Subject: Re: [HACKERS] PostgreSQL, NetBSD and NFS
To: Tom Lane <tgl@sss.pgh.pa.us>
From: D'Arcy J.M. Cain <darcy@druid.net>
List: current-users
Date: 02/05/2003 12:06:16
On Wednesday 05 February 2003 11:49, Tom Lane wrote:
> "D'Arcy J.M. Cain" <darcy@druid.net> writes:
> > Hmm.  This time it passed that point but this happened:
> >
> > COPY "certificate" FROM stdin;
> > NOTICE:  copy: line 253677, bt_insertonpg[certificate_pkey]: parent page
> > unfound - fixing branch
> > ERROR:  copy: line 253677, bt_fixlevel[certificate_pkey]: invalid item
> > order(1) (need to recreate index)
>
> Hoo boy.  I was already suspecting data corruption in the index, and
> this looks like more of the same.  My thoughts are definitely straying
> in the direction of "the NFS server is dropping bits, somehow".
>
> Both this and the (admittedly unproven) bt_moveright loop suggest
> corrupted values in the cross-page links that exist at the very end of
> each btree index page.  I wonder if it is possible that, every so often,
> you are losing just the last few bytes of an NFS transfer?
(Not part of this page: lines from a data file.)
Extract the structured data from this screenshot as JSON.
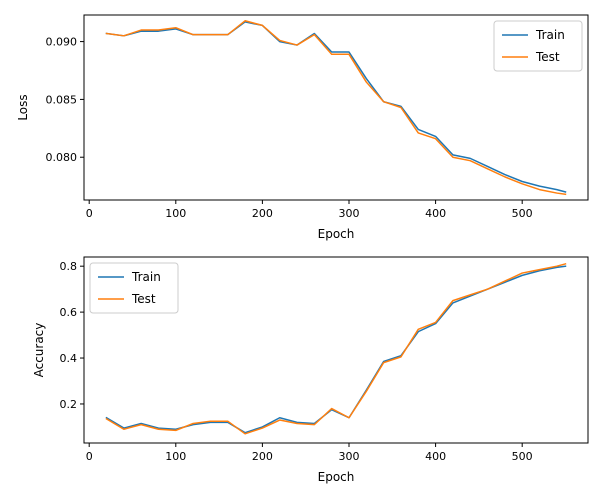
{
  "colors": {
    "train": "#1f77b4",
    "test": "#ff7f0e"
  },
  "chart_data": [
    {
      "type": "line",
      "title": "",
      "xlabel": "Epoch",
      "ylabel": "Loss",
      "xlim": [
        -6,
        576
      ],
      "ylim": [
        0.0763,
        0.0923
      ],
      "xticks": [
        0,
        100,
        200,
        300,
        400,
        500
      ],
      "yticks": [
        0.08,
        0.085,
        0.09
      ],
      "ytick_labels": [
        "0.080",
        "0.085",
        "0.090"
      ],
      "grid": false,
      "legend": "top-right",
      "x": [
        20,
        40,
        60,
        80,
        100,
        120,
        140,
        160,
        180,
        200,
        220,
        240,
        260,
        280,
        300,
        320,
        340,
        360,
        380,
        400,
        420,
        440,
        460,
        480,
        500,
        520,
        540,
        550
      ],
      "series": [
        {
          "name": "Train",
          "color_key": "train",
          "values": [
            0.0907,
            0.0905,
            0.0909,
            0.0909,
            0.0911,
            0.0906,
            0.0906,
            0.0906,
            0.0917,
            0.0914,
            0.09,
            0.0897,
            0.0907,
            0.0891,
            0.0891,
            0.0868,
            0.0848,
            0.0844,
            0.0824,
            0.0818,
            0.0802,
            0.0799,
            0.0792,
            0.0785,
            0.0779,
            0.0775,
            0.0772,
            0.077
          ]
        },
        {
          "name": "Test",
          "color_key": "test",
          "values": [
            0.0907,
            0.0905,
            0.091,
            0.091,
            0.0912,
            0.0906,
            0.0906,
            0.0906,
            0.0918,
            0.0914,
            0.0901,
            0.0897,
            0.0906,
            0.0889,
            0.0889,
            0.0865,
            0.0848,
            0.0843,
            0.0821,
            0.0816,
            0.08,
            0.0797,
            0.079,
            0.0783,
            0.0777,
            0.0772,
            0.0769,
            0.0768
          ]
        }
      ]
    },
    {
      "type": "line",
      "title": "",
      "xlabel": "Epoch",
      "ylabel": "Accuracy",
      "xlim": [
        -6,
        576
      ],
      "ylim": [
        0.03,
        0.84
      ],
      "xticks": [
        0,
        100,
        200,
        300,
        400,
        500
      ],
      "yticks": [
        0.2,
        0.4,
        0.6,
        0.8
      ],
      "ytick_labels": [
        "0.2",
        "0.4",
        "0.6",
        "0.8"
      ],
      "grid": false,
      "legend": "top-left",
      "x": [
        20,
        40,
        60,
        80,
        100,
        120,
        140,
        160,
        180,
        200,
        220,
        240,
        260,
        280,
        300,
        320,
        340,
        360,
        380,
        400,
        420,
        440,
        460,
        480,
        500,
        520,
        540,
        550
      ],
      "series": [
        {
          "name": "Train",
          "color_key": "train",
          "values": [
            0.14,
            0.095,
            0.115,
            0.095,
            0.09,
            0.11,
            0.12,
            0.12,
            0.075,
            0.1,
            0.14,
            0.12,
            0.115,
            0.175,
            0.14,
            0.26,
            0.385,
            0.41,
            0.515,
            0.55,
            0.64,
            0.67,
            0.7,
            0.73,
            0.76,
            0.78,
            0.795,
            0.8
          ]
        },
        {
          "name": "Test",
          "color_key": "test",
          "values": [
            0.135,
            0.09,
            0.11,
            0.09,
            0.085,
            0.115,
            0.125,
            0.125,
            0.07,
            0.095,
            0.13,
            0.115,
            0.11,
            0.18,
            0.14,
            0.255,
            0.38,
            0.405,
            0.525,
            0.555,
            0.65,
            0.675,
            0.7,
            0.735,
            0.77,
            0.785,
            0.8,
            0.81
          ]
        }
      ]
    }
  ]
}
Yah, that's kind of what it looked like when I tried this before Christmas too 
although the actual errors differd.  At that time I got a PostgreSQL error 
that implied that something that was just written was not there when it went 
back.  Almost like a flushing issue.

-- 
D'Arcy J.M. Cain <darcy@{druid|vex}.net>   |  Democracy is three wolves
http://www.druid.net/darcy/                |  and a sheep voting on
+1 416 425 1212     (DoD#0082)    (eNTP)   |  what's for dinner.